As the result of a legal challenge brought on behalf of two homeless men by the Sarasota Chapter of the American Civil Liberties Union (ACLU) of Florida, the City of Sarasota agreed Wednesday, Feb. 13, to a judicial order stopping Sarasota police from “interfering with the exercise of First Amendment Rights” in dealing with the homeless, according to a press release from the ACLU.
By prohibiting panhandlers from holding signs that solicit money from passing motorists, Circuit Court Judge Rick DeFuria said the ordinance violated federal free speech protections.
In a consent decree issued Wednesday, the City agrees to abide by an updated 60-day injunction stopping the City of Sarasota, its City Manager and Police Chief from relying on a repealed solicitation ordinance to target homeless citizens on city sidewalks and streets.
“The Court’s ruling vindicates the right of all citizens to enjoy the protections of the First Amendment, particularly those who are the least able to seek protection,” said Michael Barfield, Chair of the Legal Panel of the Sarasota Chapter of the ACLU. “We will continue to monitor the City’s response to the crisis of the mistreatment of people who are homeless.”
The consent decree comes as the result of an ACLU legal challenge on behalf of two homeless men; Jon Hill, who had been arrested under the ordinance, and Seann Manning, who had been threatened with arrest.

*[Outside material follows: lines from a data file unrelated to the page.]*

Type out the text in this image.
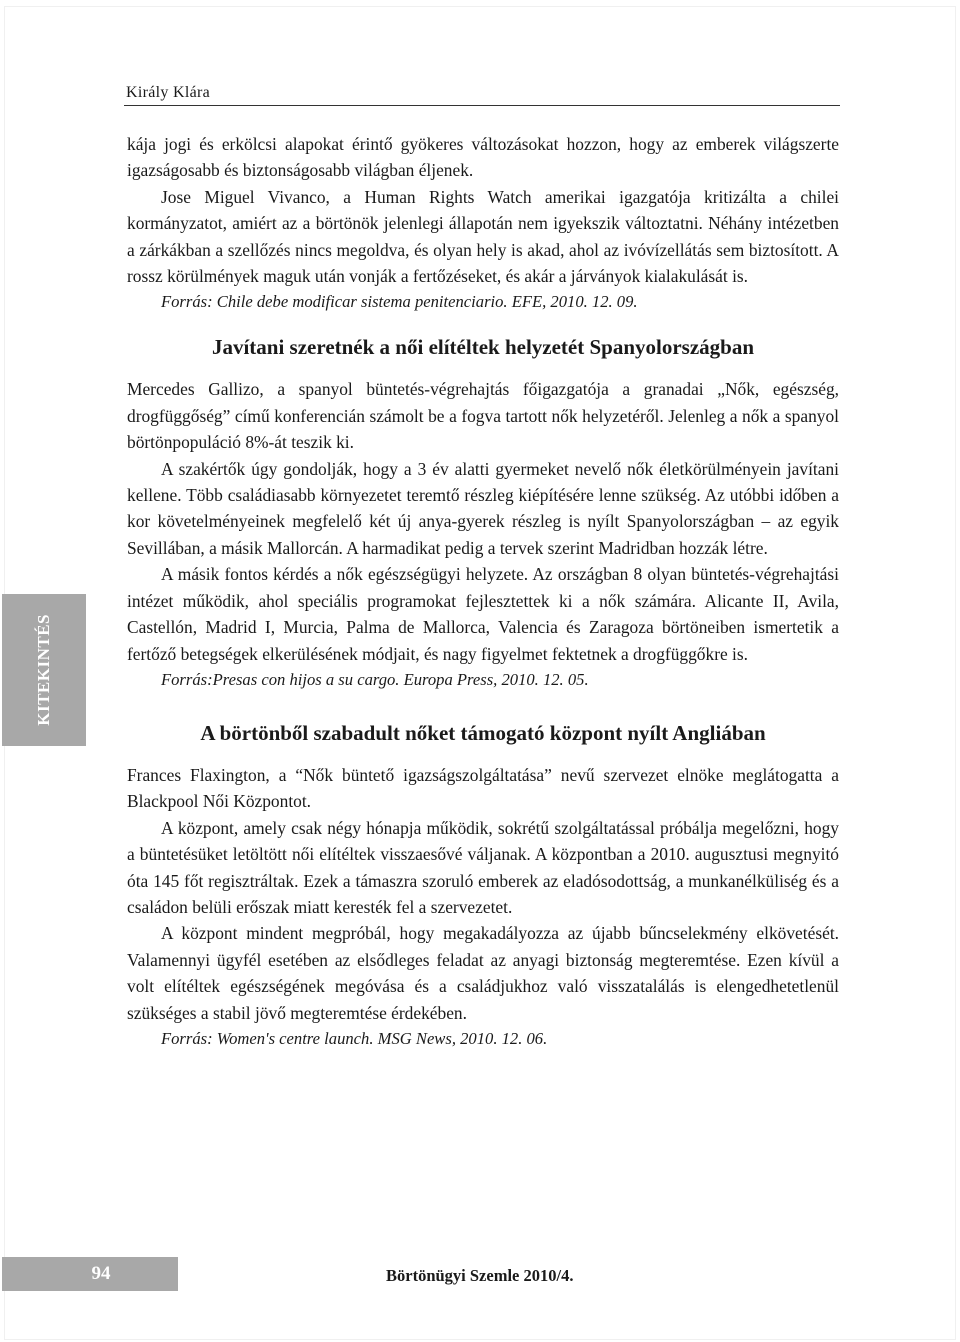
Király Klára
KITEKINTÉS

kája jogi és erkölcsi alapokat érintő gyökeres változásokat hozzon, hogy az emberek világszerte igazságosabb és biztonságosabb világban éljenek.

Jose Miguel Vivanco, a Human Rights Watch amerikai igazgatója kritizálta a chilei kormányzatot, amiért az a börtönök jelenlegi állapotán nem igyekszik változtatni. Néhány intézetben a zárkákban a szellőzés nincs megoldva, és olyan hely is akad, ahol az ivóvízellátás sem biztosított. A rossz körülmények maguk után vonják a fertőzéseket, és akár a járványok kialakulását is.

Forrás: Chile debe modificar sistema penitenciario. EFE, 2010. 12. 09.

Javítani szeretnék a női elítéltek helyzetét Spanyolországban

Mercedes Gallizo, a spanyol büntetés-végrehajtás főigazgatója a granadai „Nők, egészség, drogfüggőség” című konferencián számolt be a fogva tartott nők helyzetéről. Jelenleg a nők a spanyol börtönpopuláció 8%-át teszik ki.

A szakértők úgy gondolják, hogy a 3 év alatti gyermeket nevelő nők életkörülményein javítani kellene. Több családiasabb környezetet teremtő részleg kiépítésére lenne szükség. Az utóbbi időben a kor követelményeinek megfelelő két új anya-gyerek részleg is nyílt Spanyolországban – az egyik Sevillában, a másik Mallorcán. A harmadikat pedig a tervek szerint Madridban hozzák létre.

A másik fontos kérdés a nők egészségügyi helyzete. Az országban 8 olyan büntetés-végrehajtási intézet működik, ahol speciális programokat fejlesztettek ki a nők számára. Alicante II, Avila, Castellón, Madrid I, Murcia, Palma de Mallorca, Valencia és Zaragoza börtöneiben ismertetik a fertőző betegségek elkerülésének módjait, és nagy figyelmet fektetnek a drogfüggőkre is.

Forrás:Presas con hijos a su cargo. Europa Press, 2010. 12. 05.

A börtönből szabadult nőket támogató központ nyílt Angliában

Frances Flaxington, a “Nők büntető igazságszolgáltatása” nevű szervezet elnöke meglátogatta a Blackpool Női Központot.

A központ, amely csak négy hónapja működik, sokrétű szolgáltatással próbálja megelőzni, hogy a büntetésüket letöltött női elítéltek visszaesővé váljanak. A központban a 2010. augusztusi megnyitó óta 145 főt regisztráltak. Ezek a támaszra szoruló emberek az eladósodottság, a munkanélküliség és a családon belüli erőszak miatt keresték fel a szervezetet.

A központ mindent megpróbál, hogy megakadályozza az újabb bűncselekmény elkövetését. Valamennyi ügyfél esetében az elsődleges feladat az anyagi biztonság megteremtése. Ezen kívül a volt elítéltek egészségének megóvása és a családjukhoz való visszatalálás is elengedhetetlenül szükséges a stabil jövő megteremtése érdekében.

Forrás: Women's centre launch. MSG News, 2010. 12. 06.

94	Börtönügyi Szemle 2010/4.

On Jan. 7, the City Commission suspended enforcement of the city’s sign-holding law, also known as ordinance 23-1, after the city attorney told them the law was unconstitutional. Friday, Feb. 1, a judge ordered a temporary injunction forbidding police officers from telling homeless people holding signs to move elsewhere.
The injunction came after the Sarasota branch of the American Civil Liberties Union (ACLU) filed a lawsuit to prevent the police department from enacting ordinance 23-1.